It’s interesting isn’t it, the divergently different methods over history pertaining to parenting practice. Well, Proverbs has a particular slant on how to bring kids up, and it’s very effective, but it requires a very wise, focused parenting style with an eye on the longer term development of the child.
There’s another significant thing about Proverbs 22--at verse 17 is the commencement of the Thirty Sayings of the Wise that carries on into Proverbs 24. But more on that further down.

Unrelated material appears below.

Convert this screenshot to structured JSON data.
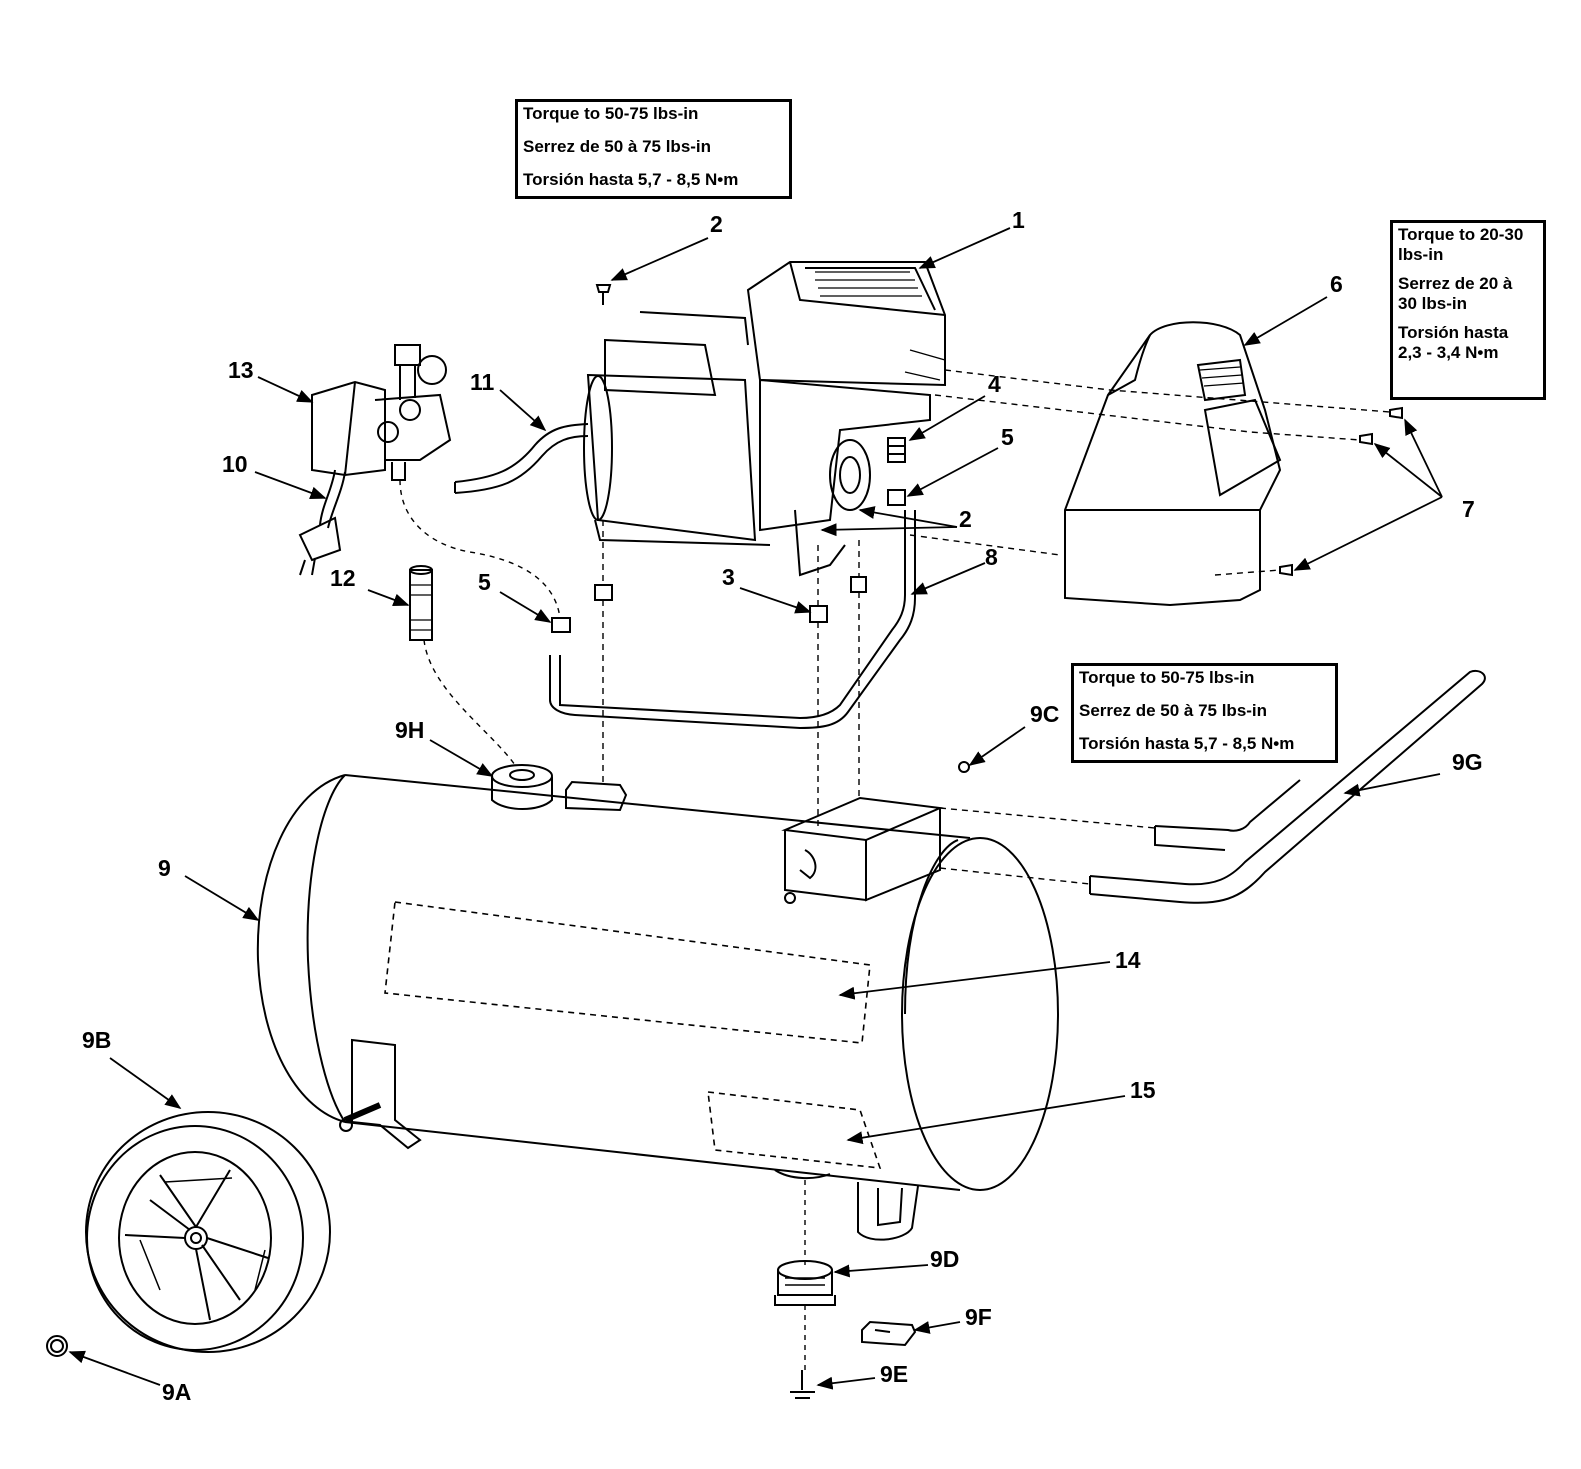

Two key proverbs on parenting virtue around the discipline of our children mark the proverbial stance. Verses 6 and 15 (TNIV) say respectively, “Start children off on the way they should go, and even when they are old they will not turn from it… [and] … Folly is bound up in the heart of a child, but the rod of discipline will drive it far away.”
We must start children on their way to virtuous (wise, prudent, diligent) living from the very first moment, and each day forth, being careful not to be lazy in the task of teaching them moral truth. We do this and most of the time we can expect them to not turn from it. It will become so ingrained. Importantly, the heart will know the ‘moral reason why’ and the grown child will reflect a fundamental concern for the preciousness of others.
To teach this is our goal as parents, and anytime we see our kids straying from moral living we have to sternly correct them. It would be better to over-correct (without becoming abusive) than under-correct, for children are by nature ‘foolish’ of heart. Unless we teach them about the core preciousness of others they’ll probably not learn it.
The ‘rod of discipline’ is not necessarily a cane or a physical implement, but it includes these. For wanton and flagrant disregard of people, animals and property, children up to about 7 or 8 should potentially be chastised i.e. smacked. Doing this properly, however, is a whole subject on its own and something I’m not tackling here.
There are four clear “do not’s” in the six Sayings of the Wise in Proverbs 22:22-28. These are clear commands for the wise to be ever vigilant about.
We do not exploit the poor, as we’d be pitting ourselves against God. We’re careful not to make friends with those prone to a “hot temper” as we might very well become ensnared with them. We don’t move ancient boundary stones i.e. lie or steal to defraud someone over land--the most precious material commodity in the ancient Near East--most of all regarding our relatives. Blood is thicker than water. (And, after all, it’s our family heritage at stake!)
We must also not go into bat for someone with whom a bad association is likely to form or has formed. Getting involved with them might mean we’d put at jeopardy everything we call precious.
Finally, we’re encouraged to grow our skills, for the skilful will not serve only the lowly; they’ll end up working for the finest bosses available. This further inspires us in our work and extends and propounds our purpose in life.